Ellos han sido, sin duda,
mis mejores maestros.
Bien creo he de saber decir poco más que lo que he dicho en otras cosas que me han mandado escribir, antes temo que han de ser casi todas las mismas, porque, así como los pájaros que enseñan a hablar no saben lo que les muestran u oyen y esto repiten muchas veces, soy yo al pie de la letra. Si el Señor quisiera diga algo nuevo, Su Majestad lo dará, o será servido traerme a la memoria lo que otras veces he dicho; que aun con esto me contentaría, por tenerla tan mala que me holgaría atinar a algunas cosas que decían estaban bien dichas, por si se hubieren perdido. Si tampoco me diere el Señor esto, con cansarme y acrecentar el mal de cabeza por obediencia quedaré con ganancia, aunque de lo que dijera no se saque provecho.
TERESA DE JESÚS, Las Moradas
Humildemente, me sumo a la humildad de la santa.
PRÓLOGO
Educar es lo mismo
que poner un motor a una barca…
Hay que medir, pensar, equilibrar…
y poner todo en marcha.
Pero, para eso,
uno tiene que llevar en el alma
un poco de marino…
un poco de pirata…
un poco de poeta…
y un kilo y medio de paciencia concentrada.
(GABRIEL CELAYA)
Agradezco a Raúl que haya pensado en mí para abrir a los lectores la ventana de su libro, pero sobre todo le agradezco los años compartidos en la tarea educativa –¡a punto de ser veinte años!– desarrollada en el colegio Luz Casanova, de Usera (Madrid).

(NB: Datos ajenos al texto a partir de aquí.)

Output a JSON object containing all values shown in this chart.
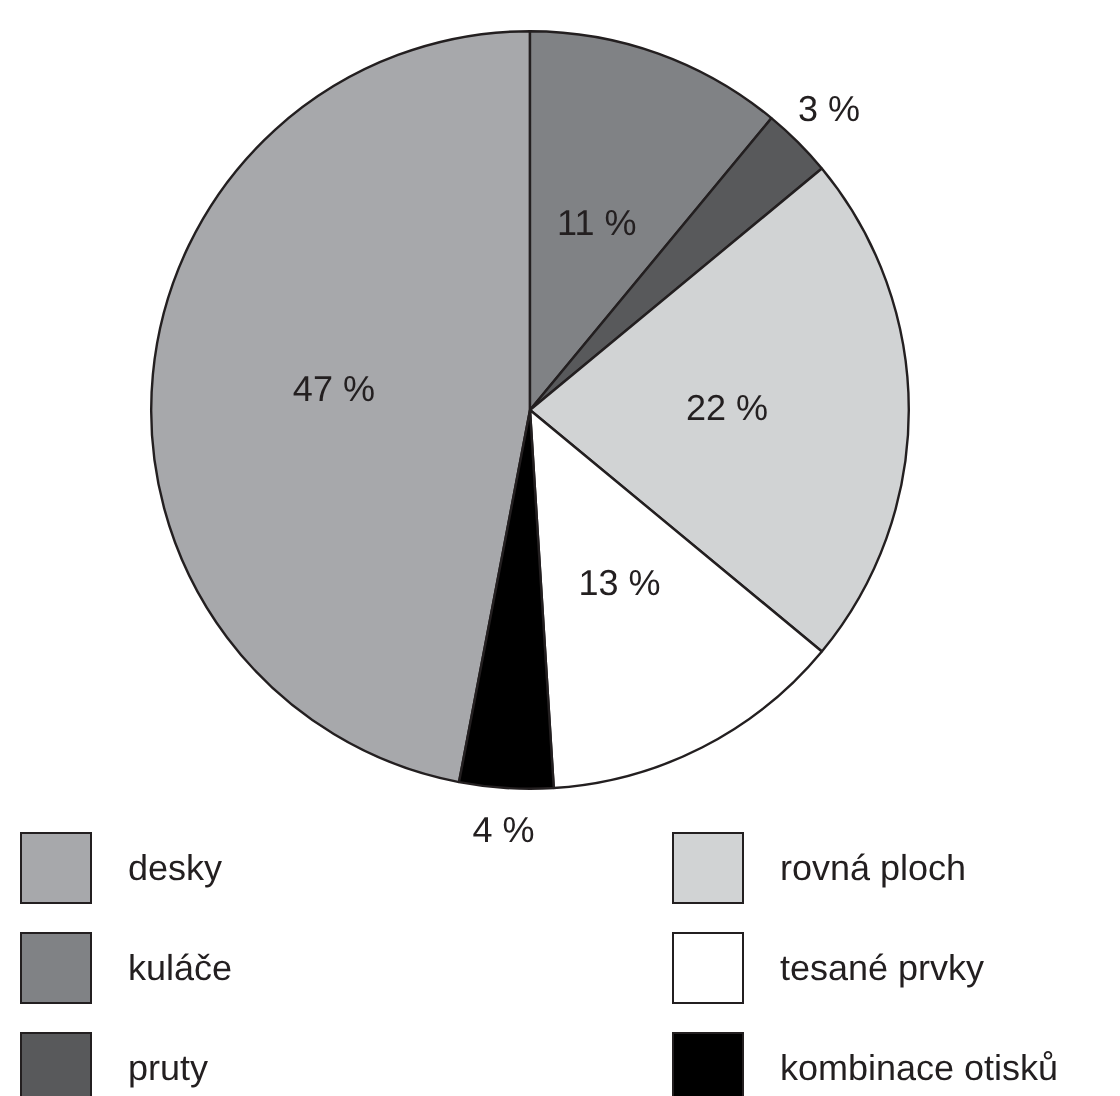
{
  "chart_data": {
    "type": "pie",
    "categories": [
      "desky",
      "kuláče",
      "pruty",
      "rovná ploch",
      "tesané prvky",
      "kombinace otisků"
    ],
    "values": [
      47,
      11,
      3,
      22,
      13,
      4
    ],
    "colors": [
      "#a7a8ab",
      "#808285",
      "#58595b",
      "#d1d3d4",
      "#ffffff",
      "#000000"
    ],
    "value_labels": [
      "47 %",
      "11 %",
      "3 %",
      "22 %",
      "13 %",
      "4 %"
    ],
    "legend": "bottom"
  }
}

Fue toda una casualidad encontrarme con él. ¡Bendita y graciosa casualidad!
Y ha sido para mí –y creo que para las titularidades, equipo educativo, familias e innumerables alumnos y colaboradores del centro– un regalo a lo largo de estos años, porque se ha atrevido, con sus fortalezas y debilidades, a educar desde la «barca» del colegio Luz Casanova en el mar de Usera, entendiendo esta tarea en la sugerente orientación poética de Gabriel Celaya.
Ha procurado educar midiendo, pesando, equilibrando, poniendo en marcha el motor... desde las distintas tareas desarrolladas: profesor, tutor, coordinador, director, responsable de comunicación, etc.

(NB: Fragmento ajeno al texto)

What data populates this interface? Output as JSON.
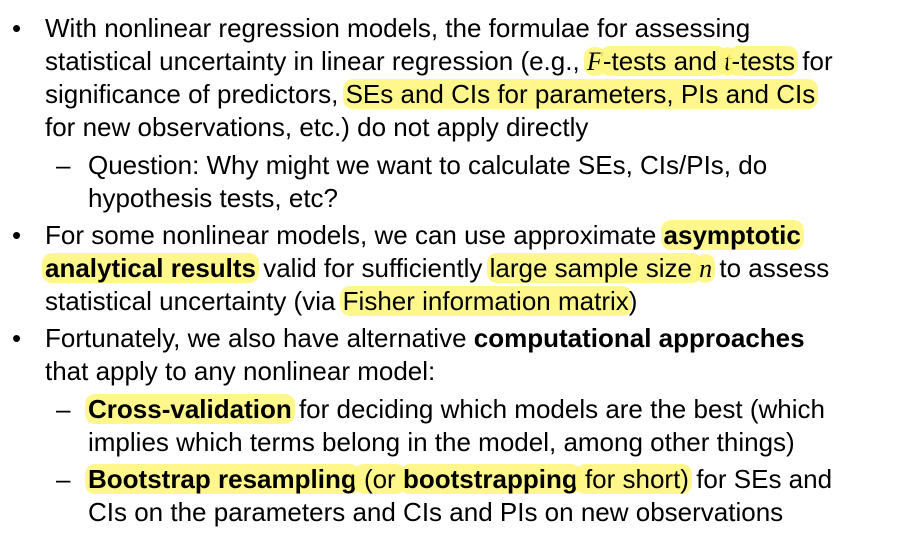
{
  "bullets": [
    {
      "marker": "•",
      "lines": [
        [
          {
            "t": "With nonlinear regression models, the formulae for assessing"
          }
        ],
        [
          {
            "t": "statistical uncertainty in linear regression (e.g., "
          },
          {
            "t": "F",
            "math": true,
            "hl": true
          },
          {
            "t": "-tests and ",
            "hl": true
          },
          {
            "t": "t",
            "math": true,
            "hl": true
          },
          {
            "t": "-tests",
            "hl": true
          },
          {
            "t": " for"
          }
        ],
        [
          {
            "t": "significance of predictors, "
          },
          {
            "t": "SEs and CIs for parameters, PIs and CIs",
            "hl": true
          }
        ],
        [
          {
            "t": "for new observations, etc.) do not apply directly"
          }
        ]
      ]
    },
    {
      "marker": "–",
      "lines": [
        [
          {
            "t": "Question: Why might we want to calculate SEs, CIs/PIs, do"
          }
        ],
        [
          {
            "t": "hypothesis tests, etc?"
          }
        ]
      ]
    },
    {
      "marker": "•",
      "lines": [
        [
          {
            "t": "For some nonlinear models, we can use approximate "
          },
          {
            "t": "asymptotic",
            "b": true,
            "hl": true
          }
        ],
        [
          {
            "t": "analytical results",
            "b": true,
            "hl": true
          },
          {
            "t": " valid for sufficiently "
          },
          {
            "t": "large sample size ",
            "hl": true
          },
          {
            "t": "n",
            "math": true,
            "hl": true
          },
          {
            "t": " to assess"
          }
        ],
        [
          {
            "t": "statistical uncertainty (via "
          },
          {
            "t": "Fisher information matrix",
            "hl": true
          },
          {
            "t": ")"
          }
        ]
      ]
    },
    {
      "marker": "•",
      "lines": [
        [
          {
            "t": "Fortunately, we also have alternative "
          },
          {
            "t": "computational approaches",
            "b": true
          }
        ],
        [
          {
            "t": "that apply to any nonlinear model:"
          }
        ]
      ]
    },
    {
      "marker": "–",
      "lines": [
        [
          {
            "t": "Cross-validation",
            "b": true,
            "hl": true
          },
          {
            "t": " for deciding which models are the best (which"
          }
        ],
        [
          {
            "t": "implies which terms belong in the model, among other things)"
          }
        ]
      ]
    },
    {
      "marker": "–",
      "lines": [
        [
          {
            "t": "Bootstrap resampling",
            "b": true,
            "hl": true
          },
          {
            "t": " (or ",
            "hl": true
          },
          {
            "t": "bootstrapping",
            "b": true,
            "hl": true
          },
          {
            "t": " for short)",
            "hl": true
          },
          {
            "t": " for SEs and"
          }
        ],
        [
          {
            "t": "CIs on the parameters and CIs and PIs on new observations"
          }
        ]
      ]
    }
  ]
}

Y puedo decir, apoyándome en el poeta, que en su alma esperanzada ha llevado y lleva un poco de marino, un poco de pirata, un poco de poeta y un poco de muchísimas cosas más. ¡También «kilo y medio de paciencia concentrada»!

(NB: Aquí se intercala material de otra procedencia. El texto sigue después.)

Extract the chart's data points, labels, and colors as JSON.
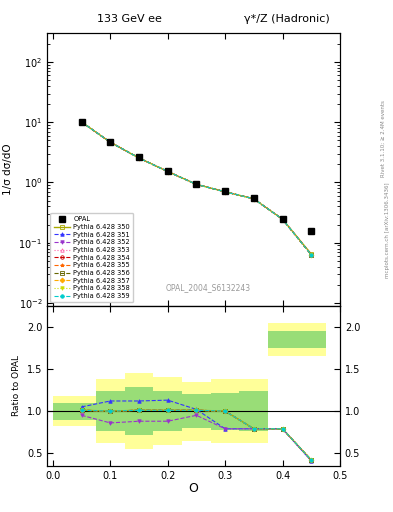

Sigue ilusionado en la actualidad, con las desazones normales de quien trabaja en el mar de la educación, y sigue bregando en el aula como si fuera el primer día. No se ha acomodado y no ha dejado que nos acomodemos. En su interior anidan fuertes convicciones cristianas, fortalecidas con vivencias comprometidas, que le plantean un montón de preguntas respecto a casi todo, pero de un modo especial respecto a la educación. No las elude. Todo lo contrario: se toma su tiempo y busca respuesta pensando, leyendo, soñando, actuando…
Las preguntas surgen a borbotones en sus palabras, en sus sueños, en sus desánimos, en sus alegrías y tristezas. Y siempre, siempre, se convierten en propuestas compartidas de acción, en las que no elude mancharse las manos intentando hacerlas realidad.
Y algo de todo eso es lo que se puede encontrar el lector latiendo bajo estas páginas, ofrecidas por el autor con cierto rubor. Le he oído exteriorizar: «¿A quién le pueden interesar estas cosas? ¿Pueden ser enriquecedoras para alguien?».
Pueden interesar –lo digo de corazón– a toda aquella persona que navega en las innumerables barcas de la flota de la escuela concertada católica (también a los preocupados por la escuela en general), porque, ante el vaivén del oleaje de sus críticas, dudas, preguntas, sueños y propuestas podemos atrevernos a pilotar con más honradez las diferentes barcas, tomando más en serio los valores teóricos que deseamos proponer, pero, sobre todo, las formas concretas en las que se plasman dichos valores: organización, relaciones, dinamismos pastorales, metodologías, etc.
No creo desviarme del autor si adelanto, como conclusión apetitosa, que la escuela católica concertada, si quiere ser fiel a Jesús y su mensaje, como es su intención, no puede perder su sabor a Evangelio. Y el sabor a Evangelio solo será percibido y saboreado adecuadamente si está bien diluido en la vivencia cotidiana de la escuela. ¡Sabemos de quién nos hemos fiado!
MIGUEL ÁNGEL DEL BARRIO
INTRODUCCIÓN
Tenía alrededor de veinte años y pasaba una quincena de mi verano en un campo de trabajo. Estaba cavando una zanja para asentar los cimientos de una futura casa de oración. Alguien pasea con una Biblia debajo del brazo, se acerca a mí y me pregunta: «¿Qué tiene que ver lo que estás haciendo con el reino de Dios?».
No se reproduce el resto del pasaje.